IWATA, Mayu
Undergraduate student, ICU
【The article below is the same as the article that appears in the tenth issue of the CGS Newsletter.】
Gay and lesbian issues were featured in an NHK documentary series called HEART TV, on April 28 and 29, 2008. My overall impression was that they oversimplified sexual minority issues and did not challenge the binary opposition of heterosexuality and homosexuality at all. I am “quasi-bisexual” so I felt completely left out. While I understand that the program restricted its coverage to gays and lesbians as it was targeted to an audience with no background knowledge of sexual minority issues, I believe that it further obscured the differences among sexual minorities as well as the hidden potential of sexuality in general. My concern is that this could lead to a notional separation of one imagined body of “sexual minorities” from the “general public, ” resulting in the superficial, indifferent kind of understanding and acceptance that focuses on political correctness.
The program, however, successfully showed that gays and lesbians do exist in our society. In Japan, it still means so much for a “normal-looking” boy to come out in public saying, “I am gay.” In the program, the first lesbian politician Kanako Otsuji’s mother said, “Everyone was heterosexual in my understanding. Homosexuals belonged in the media.” That is, I believe, what most people tend to think regardless of their sexuality. While they did mention that one or two out of forty students in a typical homeroom class are homosexual, what I found more convincing was the first-person account of a gay boy, one of the guests on the program.
I had to disagree, however, when the hosts and guest speakers discussed how teachers should approach sexual minority issues and treat their students, not all of whom are heterosexual. One of them said, “I would like teachers to tell their students that some people like the same sex just like some people like the opposite sex.” In my opinion, if teachers began saying such things, it would only send out the message that there are people like “gays” and “lesbians” in this world (so we should tolerate and accept them). Consequently, young people would respond to their friends’ coming-out with the typical attitude: “I don’t discriminate against sexual minorities. I have nothing against them, but I don’t care, it’s not my problem.” Such acceptance is as harmful and sad as rejection.
In fact, it is impossible to draw a clear-cut line.
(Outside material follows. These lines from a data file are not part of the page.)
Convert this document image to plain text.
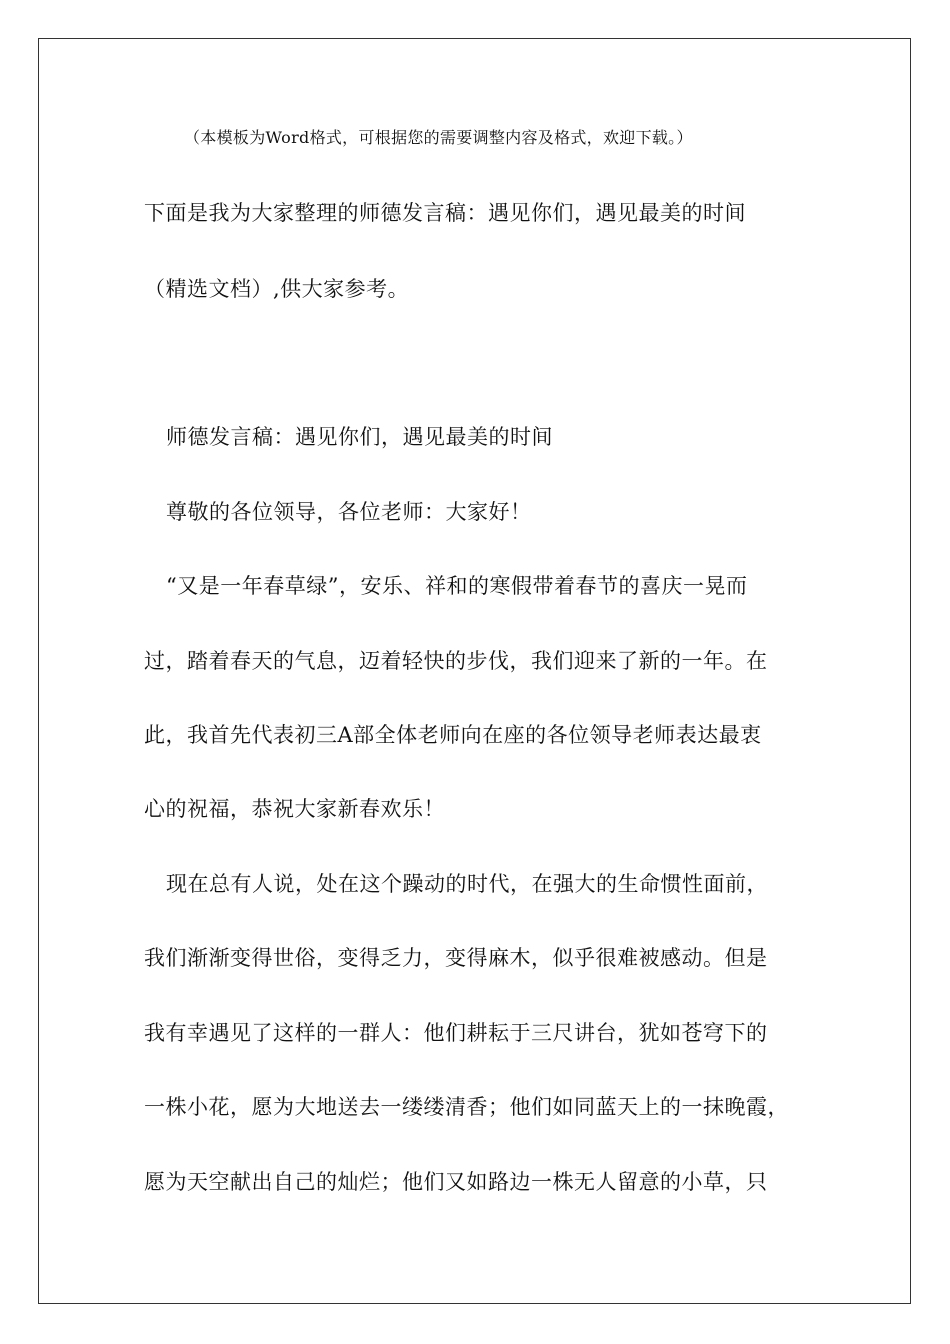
（本模板为Word格式，可根据您的需要调整内容及格式，欢迎下载。）
下面是我为大家整理的师德发言稿：遇见你们，遇见最美的时间
（精选文档）,供大家参考。
师德发言稿：遇见你们，遇见最美的时间
尊敬的各位领导，各位老师：大家好！
“又是一年春草绿”，安乐、祥和的寒假带着春节的喜庆一晃而
过，踏着春天的气息，迈着轻快的步伐，我们迎来了新的一年。在
此，我首先代表初三A部全体老师向在座的各位领导老师表达最衷
心的祝福，恭祝大家新春欢乐！
现在总有人说，处在这个躁动的时代，在强大的生命惯性面前，
我们渐渐变得世俗，变得乏力，变得麻木，似乎很难被感动。但是
我有幸遇见了这样的一群人：他们耕耘于三尺讲台，犹如苍穹下的
一株小花，愿为大地送去一缕缕清香；他们如同蓝天上的一抹晚霞，
愿为天空献出自己的灿烂；他们又如路边一株无人留意的小草，只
These issues do not concern gays and lesbians alone. Sexuality concerns us all. I would like teachers (and other adults, too) to tell children from a younger age that it could happen to anybody, that one day one might all of a sudden develop feelings towards somebody not of the opposite sex. It’s hilarious when somebody says to me, “you must have gone through a lot” just because I am “bisexual.” That somebody fails to see that she/he could be just like me one day. Even if she/he becomes a sexual minority like me, there is no guarantee that we would have many things in common or understand each other well. Everyone is different after all, as Ms. Otsuji says, but the program made no mention of this diverse nature of human sexuality.
In any community, the organizational power could function unexpectedly against individual members unless they respect differences within the group because people who get together are always already different from each other but find something?maybe a very tiny thing?in common to form a community. It does not ensure a safe society; it only reassures us that there are other people like us and therefore we are not alone. A truly safe society would be one in which we all acknowledge and respect each other's differences... NHK plans to feature gay and lesbian issues again. What I would like to see in their next program is flexibility and diversity?in communities and in society?to prepare us and allow us to embrace the unknown, the incomprehensible, rather than explanations of groups that are “different” and “deviant” from the “normal.”